Symbols of life have been found throughout recorded history leaving lasting psychological impression in our minds. Just by studying the intricacy and deeper meaning each one holds and gazing at these symbols we feel connected, alive and intrigued. But what do these symbols mean?
Here are 10 commonly used spiritual symbols and their meanings.
1. The Lotus Flower
An important symbol in Buddhism as well as many other eastern cultures. The lotus flower is seen as a sign of enlightenment. A symbol of the third eye or ajna-chakra in Hindu culture. The lotus flower symbolizes the balance between the masculine feminine energies.
The moon and the sun represented in balance on either side of the petal and the third eye open thus, signifying that the disciple has attained this inner balance.
The symbol is also a representation of the journey into darkness involving deep and inner transformation. A sign of detachment, just as water glides off a petal.
2. The Hamsa
The Hamsa is known as the universal sign of protection and is used to ward off anyone who aims to cause you harm. Known as the “evil eye” the Hamsa is known to the wearer that no harm will come while carrying this symbol. Hamsa is the Arabic word for “five” and represents the five digits of the hand and is known as the universal symbol for protection.
3) The Yin Yang
The yin yang represents the harmonization of duality. The unification of masculine and feminine energies as well as serving for reminder that balance is key to living a holistic meaningful life.
4) The Flower of Life
Found in nearly all major religions across the globe, the flower of life is considered to be the most important symbol of sacred geometry.
Containing the ancient religious values that represent the fundamental forms of all space and time, the flower of life is the pattern of creation itself.
Within the flower holds a secret set of symbols, known as the Fruit of Life. Through which, one can discover the most important and sacred secrets of the universe.
5. The Tree of Life
The tree of life has been represented by a number of cultures and religions across the world. Also known as the World Tree, the tree of life is associated with birth, life, death and rebirth the circle of life.In Christianity, the tree is known to be in the garden of Eden where Adam and Eve picked the forbidden fruit from.
The world tree is used by shamans to travel between the three worlds, the upper, lower and middle worlds and is sacred to those who practice Asatru.

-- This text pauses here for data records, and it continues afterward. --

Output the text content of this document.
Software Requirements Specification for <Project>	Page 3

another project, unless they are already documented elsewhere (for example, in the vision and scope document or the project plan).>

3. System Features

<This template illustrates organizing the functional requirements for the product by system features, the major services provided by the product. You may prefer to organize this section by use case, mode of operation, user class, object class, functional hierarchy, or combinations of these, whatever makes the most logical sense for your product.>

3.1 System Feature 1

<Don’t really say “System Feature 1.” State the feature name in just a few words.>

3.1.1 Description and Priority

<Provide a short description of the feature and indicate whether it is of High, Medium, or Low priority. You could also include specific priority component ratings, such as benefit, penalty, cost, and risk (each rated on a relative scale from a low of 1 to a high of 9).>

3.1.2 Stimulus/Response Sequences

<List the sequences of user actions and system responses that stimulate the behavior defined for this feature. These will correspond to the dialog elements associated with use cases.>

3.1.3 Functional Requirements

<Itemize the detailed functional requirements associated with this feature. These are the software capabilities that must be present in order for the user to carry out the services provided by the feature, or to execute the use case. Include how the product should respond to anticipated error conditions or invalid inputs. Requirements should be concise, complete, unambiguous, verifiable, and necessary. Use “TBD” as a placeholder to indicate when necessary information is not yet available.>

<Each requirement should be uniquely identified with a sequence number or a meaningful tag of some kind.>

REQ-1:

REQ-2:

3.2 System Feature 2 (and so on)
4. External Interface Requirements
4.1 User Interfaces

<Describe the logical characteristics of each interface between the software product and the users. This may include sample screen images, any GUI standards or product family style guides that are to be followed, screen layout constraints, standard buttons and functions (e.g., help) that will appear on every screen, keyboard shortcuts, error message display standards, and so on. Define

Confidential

And it is believed the tree of life is a metaphor for the human brain.
6. The Ankh
The Ankh is a well-known symbol of life associated with the Egyptians. It is said that our ancestors would use the Ankh during sexual practice in order to regenerate the sexual energy at time of orgasm. Generally, the Ankh symbol has been associated with eternal life and regeneration.
7) The Pentacle
This primary symbol of Wiccan Religion the pentacle is said to be the symbol of man. For those who wear it, it is believed to protect against evil. The top point represents the spirit, while the other four points represent the four elements.
8. The Eagle
Known as the eternal spirit or great spirit, the eagle is known throughout many cultures and religions from Christianity to Native American Tradition. Known as the creator of All, the eagle is the ruler of the skies and when called is said to assist the disciple to reaching the tree of life.
9. The Caduceus
Mistakenly used as a symbol by healthcare organizations, the Caduceus is the traditional symbol of Hermes and features two snakes winding around an often winged staff.
The Caduceus provides the basis for the astrological symbol, representing the planet Mercury. The Caduceus symbol is also a representation of your own primal life force energy. The twin snakes, represent the Kundalini energy rising from the base of your spine, one being feminine and one masculine; intertwining with the other, allowing the successful person to possess the wings of new life.
10. The Snake
Often praised and often feared the snake is the most well-known spiritual symbol in the world. In some cultures the snake is worshipped while others highly frowned upon. In Christianity, the snake is referred to as “the devil” while in eastern cultures the snake is known as a symbol of primordial life energy, death and rebirth.